Он несмело обвел взглядом общество, на что собравшиеся отвечали ему сдержанными кивками, и отметил, наконец, что гости Лаврентия Родионовича одеты под стать хозяину. Один был в таких же буклях и зеленом камзоле, другой — в сюртуке со стоячим воротником и небрежно завязанным черным бантом, третий в тройке из серой мягкой шерсти и при галстуке с рубиновой булавкой, четвертый — во фраке. Лицо этого четвертого показалось майору мучительно знакомым, он готов был поклясться, что где-то видел это некрасивое смуглое лицо, обрамленное курчавыми черными бакенбардами, тонкий нос с чуткими крыльями ноздрей, чуть припухлые губы и неожиданно голубые глаза.
— Игорь Сергеевич, чему, так сказать, обязаны? — мягко спросил хозяин.
— Нет... все в порядке... простите, — пробормотал майор, пятясь назад в прихожую.
И вдруг господин во фраке прыснул, в глазах его блеснули чертики, и он заразительно захохотал, запрокинув голову. Гости поддержали его веселым смехом, да и сам майор, растерянно улыбнувшись, неловко, отрывисто засмеялся.
— Извините. Ошибочка, — поклонился он, направляясь к дверям.
Лаврентий Родионович, не переставая посмеиваться, вышел за ним в прихожую.
— И все же, что случилось? — доверительно наклонился он к майору.
— С алкоголиками... боремся, — майор не мог справиться со смехом. — На вас... заявление...
— Прелестный анекдот! — вскричал милорд. — Мои друзья посмеются от души. Но мы не алкоголики, уверяю вас, хотя и отдаем дань Бахусу. Не волнуйтесь, мои друзья здесь только до полуночи по Гринвичу.
— Гринвичу? — майор посерьезнел.
— Заходите, Игорь Сергеевич, всегда рад! — напутствовал его милорд.

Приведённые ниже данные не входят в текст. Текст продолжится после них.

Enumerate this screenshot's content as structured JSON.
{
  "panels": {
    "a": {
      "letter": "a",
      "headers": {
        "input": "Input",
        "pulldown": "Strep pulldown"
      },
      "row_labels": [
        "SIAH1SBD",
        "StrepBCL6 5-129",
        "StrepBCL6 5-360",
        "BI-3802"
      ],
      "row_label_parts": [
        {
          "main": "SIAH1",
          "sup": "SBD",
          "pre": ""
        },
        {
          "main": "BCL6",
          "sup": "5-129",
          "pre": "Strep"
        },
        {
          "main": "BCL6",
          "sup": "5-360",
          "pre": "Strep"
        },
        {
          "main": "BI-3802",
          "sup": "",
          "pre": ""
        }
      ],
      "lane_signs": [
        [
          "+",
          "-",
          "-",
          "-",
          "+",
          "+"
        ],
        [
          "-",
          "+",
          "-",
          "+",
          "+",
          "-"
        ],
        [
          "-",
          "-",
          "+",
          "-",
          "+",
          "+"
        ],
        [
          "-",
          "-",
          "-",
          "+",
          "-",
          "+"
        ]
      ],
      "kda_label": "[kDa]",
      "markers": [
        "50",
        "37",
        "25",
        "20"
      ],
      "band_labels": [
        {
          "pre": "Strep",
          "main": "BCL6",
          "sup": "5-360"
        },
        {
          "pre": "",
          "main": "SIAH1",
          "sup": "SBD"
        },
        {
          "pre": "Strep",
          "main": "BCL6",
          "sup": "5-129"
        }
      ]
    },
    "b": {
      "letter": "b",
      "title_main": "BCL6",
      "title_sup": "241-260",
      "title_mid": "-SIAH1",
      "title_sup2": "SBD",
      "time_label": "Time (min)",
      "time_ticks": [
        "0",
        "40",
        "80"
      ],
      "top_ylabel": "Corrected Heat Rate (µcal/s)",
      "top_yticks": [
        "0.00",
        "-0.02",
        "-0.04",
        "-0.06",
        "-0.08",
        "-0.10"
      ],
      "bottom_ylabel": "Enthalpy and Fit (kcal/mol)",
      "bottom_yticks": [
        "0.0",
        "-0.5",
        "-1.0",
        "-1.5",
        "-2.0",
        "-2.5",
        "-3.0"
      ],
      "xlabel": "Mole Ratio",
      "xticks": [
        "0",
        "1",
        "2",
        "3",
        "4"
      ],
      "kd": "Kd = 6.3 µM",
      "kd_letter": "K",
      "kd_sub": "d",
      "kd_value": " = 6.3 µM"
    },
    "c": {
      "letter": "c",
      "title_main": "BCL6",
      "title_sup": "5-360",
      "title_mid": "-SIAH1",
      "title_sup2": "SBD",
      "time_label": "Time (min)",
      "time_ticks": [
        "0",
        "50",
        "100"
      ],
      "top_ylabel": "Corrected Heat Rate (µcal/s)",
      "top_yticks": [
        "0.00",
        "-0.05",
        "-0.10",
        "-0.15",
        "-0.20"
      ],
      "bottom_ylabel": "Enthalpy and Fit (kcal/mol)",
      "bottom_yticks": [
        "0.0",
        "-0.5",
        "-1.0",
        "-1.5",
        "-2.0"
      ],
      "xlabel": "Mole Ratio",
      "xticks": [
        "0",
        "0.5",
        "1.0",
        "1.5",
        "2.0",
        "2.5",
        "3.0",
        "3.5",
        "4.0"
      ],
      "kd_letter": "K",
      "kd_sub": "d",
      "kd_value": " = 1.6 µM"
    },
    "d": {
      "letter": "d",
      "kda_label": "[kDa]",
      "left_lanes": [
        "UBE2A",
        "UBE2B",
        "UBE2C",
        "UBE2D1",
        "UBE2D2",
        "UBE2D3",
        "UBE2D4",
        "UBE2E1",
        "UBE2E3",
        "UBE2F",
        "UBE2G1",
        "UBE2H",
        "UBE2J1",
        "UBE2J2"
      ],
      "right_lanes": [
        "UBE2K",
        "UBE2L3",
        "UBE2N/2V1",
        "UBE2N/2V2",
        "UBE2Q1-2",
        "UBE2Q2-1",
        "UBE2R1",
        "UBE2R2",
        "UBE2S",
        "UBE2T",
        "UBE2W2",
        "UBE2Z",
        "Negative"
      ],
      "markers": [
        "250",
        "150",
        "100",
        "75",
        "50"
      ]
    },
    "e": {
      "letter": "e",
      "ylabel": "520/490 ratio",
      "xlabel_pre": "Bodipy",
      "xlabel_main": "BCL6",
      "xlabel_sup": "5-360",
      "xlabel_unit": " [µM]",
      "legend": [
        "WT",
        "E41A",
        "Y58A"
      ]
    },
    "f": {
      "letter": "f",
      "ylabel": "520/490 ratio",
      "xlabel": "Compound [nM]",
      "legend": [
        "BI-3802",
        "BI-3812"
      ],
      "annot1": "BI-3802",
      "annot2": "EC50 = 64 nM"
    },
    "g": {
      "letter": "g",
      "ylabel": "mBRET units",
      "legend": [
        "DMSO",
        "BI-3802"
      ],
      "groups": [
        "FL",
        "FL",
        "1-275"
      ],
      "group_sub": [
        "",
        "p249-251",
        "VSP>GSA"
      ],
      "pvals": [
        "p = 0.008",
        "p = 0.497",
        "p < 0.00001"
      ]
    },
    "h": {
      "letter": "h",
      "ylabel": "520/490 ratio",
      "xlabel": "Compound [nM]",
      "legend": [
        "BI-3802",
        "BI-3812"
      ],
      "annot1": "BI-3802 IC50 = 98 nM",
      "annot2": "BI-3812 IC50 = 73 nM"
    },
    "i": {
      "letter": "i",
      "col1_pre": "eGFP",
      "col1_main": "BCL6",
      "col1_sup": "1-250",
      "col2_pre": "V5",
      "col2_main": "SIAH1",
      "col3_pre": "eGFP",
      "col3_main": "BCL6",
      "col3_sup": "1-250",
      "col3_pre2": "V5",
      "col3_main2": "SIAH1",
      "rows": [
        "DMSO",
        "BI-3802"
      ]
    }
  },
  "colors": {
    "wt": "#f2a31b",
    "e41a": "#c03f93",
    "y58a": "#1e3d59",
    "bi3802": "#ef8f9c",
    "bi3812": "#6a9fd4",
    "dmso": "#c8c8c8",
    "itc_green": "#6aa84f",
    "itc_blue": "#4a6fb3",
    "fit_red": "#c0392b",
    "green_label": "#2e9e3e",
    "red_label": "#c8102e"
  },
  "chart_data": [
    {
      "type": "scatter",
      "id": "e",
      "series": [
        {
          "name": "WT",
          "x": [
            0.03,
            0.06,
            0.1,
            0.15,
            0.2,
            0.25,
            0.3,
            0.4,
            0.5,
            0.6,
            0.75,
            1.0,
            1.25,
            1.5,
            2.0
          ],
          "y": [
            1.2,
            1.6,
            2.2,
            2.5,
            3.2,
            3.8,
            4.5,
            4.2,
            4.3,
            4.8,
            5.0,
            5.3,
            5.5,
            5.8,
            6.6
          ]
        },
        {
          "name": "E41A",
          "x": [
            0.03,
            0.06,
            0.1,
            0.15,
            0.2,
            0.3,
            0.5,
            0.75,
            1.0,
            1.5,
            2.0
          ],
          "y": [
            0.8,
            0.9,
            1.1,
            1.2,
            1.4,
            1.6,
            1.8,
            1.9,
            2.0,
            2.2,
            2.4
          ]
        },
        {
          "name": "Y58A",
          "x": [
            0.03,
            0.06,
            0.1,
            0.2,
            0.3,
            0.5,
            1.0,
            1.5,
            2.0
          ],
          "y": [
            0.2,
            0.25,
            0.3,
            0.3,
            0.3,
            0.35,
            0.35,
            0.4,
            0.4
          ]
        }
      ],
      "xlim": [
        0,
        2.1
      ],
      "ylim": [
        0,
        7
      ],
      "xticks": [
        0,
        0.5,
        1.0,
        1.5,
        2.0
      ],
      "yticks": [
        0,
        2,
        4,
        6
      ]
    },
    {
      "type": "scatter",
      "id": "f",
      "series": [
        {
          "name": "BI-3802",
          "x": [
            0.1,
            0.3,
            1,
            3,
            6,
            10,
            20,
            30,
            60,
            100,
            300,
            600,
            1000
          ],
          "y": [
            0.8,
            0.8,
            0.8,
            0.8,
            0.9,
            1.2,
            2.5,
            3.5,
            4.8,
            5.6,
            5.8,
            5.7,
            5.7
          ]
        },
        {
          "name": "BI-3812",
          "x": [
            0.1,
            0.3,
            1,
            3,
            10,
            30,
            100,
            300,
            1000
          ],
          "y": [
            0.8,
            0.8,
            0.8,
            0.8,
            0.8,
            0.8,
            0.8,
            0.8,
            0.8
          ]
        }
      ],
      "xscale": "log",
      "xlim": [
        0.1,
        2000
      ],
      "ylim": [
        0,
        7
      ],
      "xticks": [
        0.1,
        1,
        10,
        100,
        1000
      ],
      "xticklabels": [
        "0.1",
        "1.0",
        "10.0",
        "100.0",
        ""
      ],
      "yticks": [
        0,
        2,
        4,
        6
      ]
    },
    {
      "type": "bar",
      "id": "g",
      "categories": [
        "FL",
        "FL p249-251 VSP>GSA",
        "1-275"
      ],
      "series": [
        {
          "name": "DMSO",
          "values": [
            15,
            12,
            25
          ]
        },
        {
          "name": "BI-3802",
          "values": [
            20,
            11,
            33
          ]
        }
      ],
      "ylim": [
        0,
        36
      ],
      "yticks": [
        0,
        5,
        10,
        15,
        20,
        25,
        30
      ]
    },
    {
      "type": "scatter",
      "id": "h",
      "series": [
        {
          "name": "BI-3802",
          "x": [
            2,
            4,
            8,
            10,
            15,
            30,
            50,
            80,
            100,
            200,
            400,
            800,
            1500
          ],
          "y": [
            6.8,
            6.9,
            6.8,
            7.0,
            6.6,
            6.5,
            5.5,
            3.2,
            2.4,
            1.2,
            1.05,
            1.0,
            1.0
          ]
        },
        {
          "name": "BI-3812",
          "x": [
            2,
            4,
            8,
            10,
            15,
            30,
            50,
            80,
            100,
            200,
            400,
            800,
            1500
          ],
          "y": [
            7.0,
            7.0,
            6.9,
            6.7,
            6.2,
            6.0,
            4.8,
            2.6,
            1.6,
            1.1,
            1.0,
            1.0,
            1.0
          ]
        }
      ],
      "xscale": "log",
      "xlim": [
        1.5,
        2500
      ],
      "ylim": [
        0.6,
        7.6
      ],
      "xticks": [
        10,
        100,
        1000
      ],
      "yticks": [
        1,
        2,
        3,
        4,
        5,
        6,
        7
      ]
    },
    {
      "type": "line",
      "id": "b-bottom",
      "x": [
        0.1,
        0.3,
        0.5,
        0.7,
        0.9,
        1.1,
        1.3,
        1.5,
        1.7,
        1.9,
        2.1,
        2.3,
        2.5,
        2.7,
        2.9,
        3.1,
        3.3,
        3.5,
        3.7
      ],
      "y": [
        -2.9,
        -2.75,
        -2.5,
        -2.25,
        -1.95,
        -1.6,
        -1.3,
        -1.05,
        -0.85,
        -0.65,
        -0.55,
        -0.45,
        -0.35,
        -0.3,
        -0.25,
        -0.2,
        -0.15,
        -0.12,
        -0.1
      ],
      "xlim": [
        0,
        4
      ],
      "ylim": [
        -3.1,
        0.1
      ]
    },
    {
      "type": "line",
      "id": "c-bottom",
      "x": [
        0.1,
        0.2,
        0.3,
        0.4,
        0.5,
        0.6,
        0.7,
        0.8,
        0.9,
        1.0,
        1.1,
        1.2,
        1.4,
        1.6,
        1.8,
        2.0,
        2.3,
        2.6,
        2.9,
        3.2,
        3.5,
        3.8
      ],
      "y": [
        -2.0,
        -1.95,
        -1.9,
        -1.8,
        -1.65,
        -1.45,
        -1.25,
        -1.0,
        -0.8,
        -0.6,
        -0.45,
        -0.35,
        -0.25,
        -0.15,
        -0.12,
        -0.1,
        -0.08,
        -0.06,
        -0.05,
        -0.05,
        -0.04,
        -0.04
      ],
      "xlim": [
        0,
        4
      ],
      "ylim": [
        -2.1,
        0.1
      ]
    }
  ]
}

Майор, несколько ошеломленный случившимся, вернулся к своим попутчикам.
— Ви все узнали? Таки они пьют? — вынырнула из-за спины Файнштейна старуха.
— Им можно, — хмуро ответил майор. — По Гринвичу, — загадочно добавил он и пошел к лифту, оставив старуху и членов Правления в полнейшем недоумении. Поздно ночью, затворившись один в штабе, Рыскаль вынул из письменного стола ученическую тетрадку, в которую намеревался занести отчет о сегодняшнем референдуме и несколько мыслей на дальнейшее. Он положил тетрадку перед собой, взглянул на нее и... обмер. С обложки глядело на него лицо господина с бакенбардами, который так заразительно смеялся полчаса назад в квартире Лаврентия Родионовича.